God in His infinite patience, mercy and grace is getting my attention. I want to shout it from the mountain tops!!! Don't fall for it! Don't believe the lies! The opinions of others and the things of this world are not what is important. He is! His opinion. His Word. Him! I have wasted so much time and energy trying to do, do and do some more. When He wants me to learn to be. I guess it hasn't been so much wasted as it has been part of the journey, but I do not want to keep living the same way. Falling into the same patterns and habits. I want Him to transform me, I cannot change myself! Believe me I have tried. The fact is I don't need to change so much as be willing for Him to do what He wants. He made me. He loves me. He is at work. I want to be moldable, pliable so that He, as the Potter, can form me into what He wants. He has a plan. He is trustworthy.
Trust in the Lord with all of your heart and lean not on your own understanding. In all your ways acknowledge Him and He will make Your paths straight. Proverbs 3:5-6.
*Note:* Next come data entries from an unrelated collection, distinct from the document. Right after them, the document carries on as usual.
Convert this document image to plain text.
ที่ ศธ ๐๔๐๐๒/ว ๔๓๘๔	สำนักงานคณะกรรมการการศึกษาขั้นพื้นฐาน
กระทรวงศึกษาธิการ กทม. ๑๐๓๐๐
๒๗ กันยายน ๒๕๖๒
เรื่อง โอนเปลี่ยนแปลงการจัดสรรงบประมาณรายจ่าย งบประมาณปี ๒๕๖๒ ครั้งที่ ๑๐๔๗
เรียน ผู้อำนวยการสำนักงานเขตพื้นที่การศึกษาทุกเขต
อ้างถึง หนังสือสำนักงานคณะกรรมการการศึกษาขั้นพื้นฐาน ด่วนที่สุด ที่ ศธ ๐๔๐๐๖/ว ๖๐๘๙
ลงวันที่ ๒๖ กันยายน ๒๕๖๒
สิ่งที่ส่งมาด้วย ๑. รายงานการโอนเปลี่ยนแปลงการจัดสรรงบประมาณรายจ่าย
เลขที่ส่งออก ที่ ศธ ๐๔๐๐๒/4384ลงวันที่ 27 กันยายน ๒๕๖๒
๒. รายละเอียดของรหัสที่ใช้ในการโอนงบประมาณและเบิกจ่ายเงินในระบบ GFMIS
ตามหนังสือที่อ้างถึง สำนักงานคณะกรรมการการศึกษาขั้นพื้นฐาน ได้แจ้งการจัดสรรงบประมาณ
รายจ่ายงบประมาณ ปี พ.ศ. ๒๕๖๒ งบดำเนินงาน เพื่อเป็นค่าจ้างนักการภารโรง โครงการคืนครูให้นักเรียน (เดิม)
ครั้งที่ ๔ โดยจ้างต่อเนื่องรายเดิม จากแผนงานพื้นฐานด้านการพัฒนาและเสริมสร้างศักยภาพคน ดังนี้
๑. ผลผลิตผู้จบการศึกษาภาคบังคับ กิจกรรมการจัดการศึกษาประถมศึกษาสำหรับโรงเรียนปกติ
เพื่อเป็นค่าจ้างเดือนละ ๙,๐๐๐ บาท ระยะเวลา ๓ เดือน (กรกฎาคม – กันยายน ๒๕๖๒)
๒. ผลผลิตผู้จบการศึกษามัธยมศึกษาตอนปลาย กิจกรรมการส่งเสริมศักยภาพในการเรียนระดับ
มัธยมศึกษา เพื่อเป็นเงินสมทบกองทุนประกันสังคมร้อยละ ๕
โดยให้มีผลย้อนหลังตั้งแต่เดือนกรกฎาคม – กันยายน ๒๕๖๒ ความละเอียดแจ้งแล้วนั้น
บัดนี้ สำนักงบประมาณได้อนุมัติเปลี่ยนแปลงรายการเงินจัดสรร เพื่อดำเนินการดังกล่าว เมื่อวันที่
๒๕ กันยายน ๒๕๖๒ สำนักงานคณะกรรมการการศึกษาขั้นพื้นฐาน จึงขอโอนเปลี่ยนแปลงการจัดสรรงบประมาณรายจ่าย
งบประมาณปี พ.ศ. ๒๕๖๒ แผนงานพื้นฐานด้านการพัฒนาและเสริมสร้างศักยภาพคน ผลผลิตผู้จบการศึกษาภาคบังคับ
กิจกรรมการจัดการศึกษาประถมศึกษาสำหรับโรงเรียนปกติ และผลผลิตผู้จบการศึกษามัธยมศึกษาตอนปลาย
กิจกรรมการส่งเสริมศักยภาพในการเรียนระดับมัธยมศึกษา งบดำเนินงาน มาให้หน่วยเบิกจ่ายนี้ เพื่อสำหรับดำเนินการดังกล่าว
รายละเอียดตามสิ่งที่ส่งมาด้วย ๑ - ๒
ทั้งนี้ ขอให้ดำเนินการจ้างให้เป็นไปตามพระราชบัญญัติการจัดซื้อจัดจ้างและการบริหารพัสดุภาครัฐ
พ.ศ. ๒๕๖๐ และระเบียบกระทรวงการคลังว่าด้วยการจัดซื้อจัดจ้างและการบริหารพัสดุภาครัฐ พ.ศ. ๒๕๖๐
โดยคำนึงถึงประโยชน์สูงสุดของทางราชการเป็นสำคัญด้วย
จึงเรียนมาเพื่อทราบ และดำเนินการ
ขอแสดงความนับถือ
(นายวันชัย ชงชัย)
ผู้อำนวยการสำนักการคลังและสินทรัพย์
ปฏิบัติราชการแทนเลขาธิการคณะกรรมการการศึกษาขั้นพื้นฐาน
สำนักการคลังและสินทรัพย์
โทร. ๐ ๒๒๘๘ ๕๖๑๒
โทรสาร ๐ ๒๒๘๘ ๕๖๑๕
Father God, I pray You would take all of this rambling, this processing, this lack of knowing what to do or how to stop trying to do and teach me to be. To learn to live in the moment with You. I know that I know that You are trustworthy, You have shown me over and over again. Thank You! I cannot begin to say how grateful I am that You don't tire of me, that You don't turn Your back on me or wish I would just move on. You love me. I do not have to figure this out, so much as my mind tells me that I need to. Help me to take my thoughts captive, to allow You to renew my mind and set my mind on things above.
Proverbs 3:1 tells me to not forget Your teaching but to keep Your commands in my heart.
Verse 7 tells me to not be wise in my own eyes but to fear You.
Verse 8 says that this will bring health to my body and nourishment to my bones.
I want to be healthy God, I want to be strong in You. Forgive me for being so concerned with what others think and placing such importance on my own opinions. For worrying that I will annoy people and that I should just be quiet. You have given me this voice and it is for You that I write. It is for Your glory, Your work in me. Prayerfully, You will use it to encourage someone else that they will realize they are not alone in this journey and that You truly do love them. You want to meet with them and guide them. You do! I know it! Forgive me for spending so much time wondering if I am doing enough, or should I be doing more, on and on, instead of seeking You and then following Your lead. Lord, help me to grow in my trust of You and learn to rest in You as well and not to worry about what that looks like to myself or to others. To stop trying so hard to be pleasing and just learn to be. May I be still on the inside and enjoy this journey You have me on. I need You. Keep my attention and when I get distracted help me to focus on You once again.